Assassinio di Giulia Tramontano. Lettera a una madre distrutta dal dolore
(da Avvenire) Siamo esausti. «Ho generato un mostro», ha detto Sabrina, aggiungendo poi: « Alessandro non era così». Non facciamo fatica a crederle. La tragedia che ha sconvolto l’Italia supera sé stessa. Se almeno l’assassino fosse un folle, saremmo al riparo dalle sferzate di questa atrocità. Alessandro, però, non è un folle. Ma, allora, che cos’è? «Un mostro» ha detto sua mamma insieme a tanti italiani. Comprendiamo il suo strazio, i sensi di colpa, la sua rabbia. Come i genitori di Giulia, però, anche lei non va lasciata sola. Soffri, Sabrina, ma non ti lacerare. Piangi, metti a nudo il tuo animo, ma non morire. Se il male genera altro male, vuol dire che ha vinto la sua battaglia infame. Se dal male più assurdo e criminale, uno spiraglio di bene si fa largo, vuol dire che la speranza, pur se arranca, non è morta. Purtroppo, a tante forme di male gli uomini hanno risposto con dei palliativi: ignorandole, cambiando loro il nome o riparandole sotto l’ombrello delle leggi. Pensiamo alla guerra, all’utero in affitto, alle mine antiuomo, allo sfruttamento sessuale di donne e bambini poveri.
Al commercio di organi ed esseri umani. Arriva, poi, il giorno in cui il male ti schiaffeggia violentemente. L’assassino è tuo figlio. Ci sarebbe da impazzire. Eppure, Sabrina, tu non hai generato un mostro, tu hai messo al mondo un uomo. Un uomo mai cresciuto, che dalla bancarella della vita, calpestando gli altri, ha arraffato quanto più ha potuto, in modo lecito e illecito. Un bugiardo incapace di tenere a bada gli istinti, le pulsioni, le passioni. Un uomo che andava aiutato a vivere; che andava educato, non solo da te, ma dalla società che, sovente, abdica a questa sua altissima missione. Ci sarebbe bisogno di una seria riflessione sul perché tanti maschi non sanno accettare e gestire il rifiuto di una donna.
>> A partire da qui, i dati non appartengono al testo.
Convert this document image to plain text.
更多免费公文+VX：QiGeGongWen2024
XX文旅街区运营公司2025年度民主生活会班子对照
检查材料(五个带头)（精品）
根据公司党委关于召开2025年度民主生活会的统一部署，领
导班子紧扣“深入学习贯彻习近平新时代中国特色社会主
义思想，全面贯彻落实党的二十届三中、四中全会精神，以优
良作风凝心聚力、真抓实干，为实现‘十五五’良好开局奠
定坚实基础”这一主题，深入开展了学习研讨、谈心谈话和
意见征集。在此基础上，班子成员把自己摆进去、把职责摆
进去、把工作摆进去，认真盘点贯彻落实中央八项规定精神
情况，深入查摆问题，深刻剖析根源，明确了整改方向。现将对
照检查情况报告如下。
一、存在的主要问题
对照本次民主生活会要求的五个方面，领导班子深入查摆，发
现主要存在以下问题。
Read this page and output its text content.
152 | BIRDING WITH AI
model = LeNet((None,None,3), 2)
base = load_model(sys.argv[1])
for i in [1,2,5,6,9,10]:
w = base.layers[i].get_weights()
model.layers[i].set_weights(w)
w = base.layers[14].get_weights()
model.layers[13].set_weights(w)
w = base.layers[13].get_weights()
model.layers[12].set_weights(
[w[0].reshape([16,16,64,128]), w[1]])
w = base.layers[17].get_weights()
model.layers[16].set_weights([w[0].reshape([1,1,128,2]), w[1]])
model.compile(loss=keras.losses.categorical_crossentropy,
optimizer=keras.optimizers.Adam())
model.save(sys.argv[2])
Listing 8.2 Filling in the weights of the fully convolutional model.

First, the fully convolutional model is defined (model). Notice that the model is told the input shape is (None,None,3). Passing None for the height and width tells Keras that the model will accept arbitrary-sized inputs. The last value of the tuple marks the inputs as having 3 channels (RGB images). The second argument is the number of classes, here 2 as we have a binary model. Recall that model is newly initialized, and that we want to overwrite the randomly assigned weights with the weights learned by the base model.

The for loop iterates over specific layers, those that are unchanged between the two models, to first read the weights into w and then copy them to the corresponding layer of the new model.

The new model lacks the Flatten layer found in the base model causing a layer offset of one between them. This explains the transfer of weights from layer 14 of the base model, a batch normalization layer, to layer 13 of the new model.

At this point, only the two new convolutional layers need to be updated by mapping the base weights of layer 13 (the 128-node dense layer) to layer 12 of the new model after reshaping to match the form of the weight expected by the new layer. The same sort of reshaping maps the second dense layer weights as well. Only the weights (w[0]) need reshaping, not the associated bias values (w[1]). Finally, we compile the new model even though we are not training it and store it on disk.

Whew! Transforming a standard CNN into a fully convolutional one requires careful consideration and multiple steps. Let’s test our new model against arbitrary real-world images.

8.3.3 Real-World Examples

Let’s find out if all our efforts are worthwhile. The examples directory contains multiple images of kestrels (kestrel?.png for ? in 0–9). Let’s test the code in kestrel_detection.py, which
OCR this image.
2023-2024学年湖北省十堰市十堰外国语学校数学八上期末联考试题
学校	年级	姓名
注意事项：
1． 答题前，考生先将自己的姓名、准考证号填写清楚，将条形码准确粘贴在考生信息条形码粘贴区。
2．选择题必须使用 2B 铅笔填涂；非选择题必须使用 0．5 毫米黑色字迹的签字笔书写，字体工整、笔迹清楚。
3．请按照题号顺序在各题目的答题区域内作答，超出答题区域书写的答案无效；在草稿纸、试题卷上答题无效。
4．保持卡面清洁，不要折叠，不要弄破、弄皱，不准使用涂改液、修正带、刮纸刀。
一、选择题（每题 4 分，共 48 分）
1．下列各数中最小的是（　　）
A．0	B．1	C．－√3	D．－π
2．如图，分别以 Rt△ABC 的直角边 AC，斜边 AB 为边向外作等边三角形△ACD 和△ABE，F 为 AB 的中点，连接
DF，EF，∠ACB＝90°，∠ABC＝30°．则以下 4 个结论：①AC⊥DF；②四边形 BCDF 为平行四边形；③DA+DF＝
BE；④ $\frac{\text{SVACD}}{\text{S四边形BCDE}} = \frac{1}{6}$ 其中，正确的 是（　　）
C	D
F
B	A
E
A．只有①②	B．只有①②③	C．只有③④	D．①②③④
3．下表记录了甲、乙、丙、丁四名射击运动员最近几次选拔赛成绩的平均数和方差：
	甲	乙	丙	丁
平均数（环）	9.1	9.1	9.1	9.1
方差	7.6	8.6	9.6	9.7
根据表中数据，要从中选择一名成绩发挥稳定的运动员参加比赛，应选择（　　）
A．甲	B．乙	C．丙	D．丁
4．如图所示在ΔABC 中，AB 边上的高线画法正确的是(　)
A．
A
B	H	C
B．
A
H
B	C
E, come bambini capricciosi, fanno ricorso alla violenza. Le donne non agiscono così, da questo punto di vista sono migliori di noi maschi, più mature, più umane, più capaci di gestire un rapporto di coppia problematico. Ci sarebbe bisogno di una seria riflessione sul mistero del male, sulla tragica banalità con cui spesso si accompagna. Lascia che siano gli altri, Sabrina, a maledire tuo figlio.
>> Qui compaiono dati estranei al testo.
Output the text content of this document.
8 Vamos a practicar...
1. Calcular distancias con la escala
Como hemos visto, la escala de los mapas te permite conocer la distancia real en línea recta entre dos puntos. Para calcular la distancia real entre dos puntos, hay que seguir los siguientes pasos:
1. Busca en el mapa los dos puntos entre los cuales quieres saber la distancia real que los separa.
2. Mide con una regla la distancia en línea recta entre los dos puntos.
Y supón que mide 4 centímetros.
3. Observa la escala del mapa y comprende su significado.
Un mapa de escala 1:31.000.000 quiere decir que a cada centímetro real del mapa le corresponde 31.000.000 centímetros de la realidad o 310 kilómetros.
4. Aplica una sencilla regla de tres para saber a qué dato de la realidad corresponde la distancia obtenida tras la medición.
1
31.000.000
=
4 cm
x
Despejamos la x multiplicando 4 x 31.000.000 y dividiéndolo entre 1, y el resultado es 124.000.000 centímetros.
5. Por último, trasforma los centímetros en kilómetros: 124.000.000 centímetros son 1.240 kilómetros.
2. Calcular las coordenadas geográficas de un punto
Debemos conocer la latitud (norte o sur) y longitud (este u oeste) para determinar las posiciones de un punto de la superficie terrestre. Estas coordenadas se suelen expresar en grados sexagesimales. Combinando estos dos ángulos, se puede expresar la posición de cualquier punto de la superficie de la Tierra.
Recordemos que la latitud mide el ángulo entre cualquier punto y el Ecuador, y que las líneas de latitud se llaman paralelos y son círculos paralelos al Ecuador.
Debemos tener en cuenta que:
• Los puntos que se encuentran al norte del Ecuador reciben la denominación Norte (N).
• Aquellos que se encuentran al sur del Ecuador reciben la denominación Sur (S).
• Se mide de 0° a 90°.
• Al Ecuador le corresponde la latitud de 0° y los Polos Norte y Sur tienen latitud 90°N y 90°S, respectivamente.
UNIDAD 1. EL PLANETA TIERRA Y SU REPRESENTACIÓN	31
È difficile, lo so. Giulia e Thiago, purtroppo, non torneranno più. Per loro possiamo solo pregare. Per i futuri Thiago e Giulia, invece, possiamo ancora fare tanto. Se solo la smettiamo di essere ciechi, pigri, codardi. Di abdicare al faticoso e gioioso dovere dell’educare prima con l’esempio e solamente dopo con le parole. Fatti coraggio, sorella. Piangi tutte le tue lacrime, è tuo diritto. Continua a chiedere perdono a Giulia e alla sua famiglia, è tuo dovere e ti fa onore. Ma, appena puoi, corri da tuo figlio. Non dirgli niente, sa già tutto. È una persona distrutta, che soffoca in un imbuto senza aria e senza luce. Forza! Supera te stessa, gettagli le braccia al collo. Tienilo stretto a te, come quando, bambino, veniva a ficcarsi di notte nel tuo letto durante un temporale. Piangete insieme. Fagli luce, vaga nel buio più profondo. Si sente un Caino e lo è. Ma tu ricorda che, dopo la morte di Abele, Dio ordinò: «Nessuno tocchi Caino». Il Signore, oggi, ti chiede di affrontare le doglie di un nuovo parto, più doloroso, più angosciante. Accetta. China il capo e rispondi: « Eccomi!».
Noi faremo silenzio, ti guarderemo da lontano. Rispettosi. Comprensivi. Non ti lasceremo sola. Anche i genitori di Giulia – ne sono certo – capiranno. Nessuno oserà giudicarti. Ma, almeno tu, Sabrina, non abbandonare a sé stesso questo figlio scellerato. Tieni accesa la fiammella della pietà. In essa è custodita la speranza, senza la quale vivere è impossibile. Facci questo dono. Te ne saremo grati.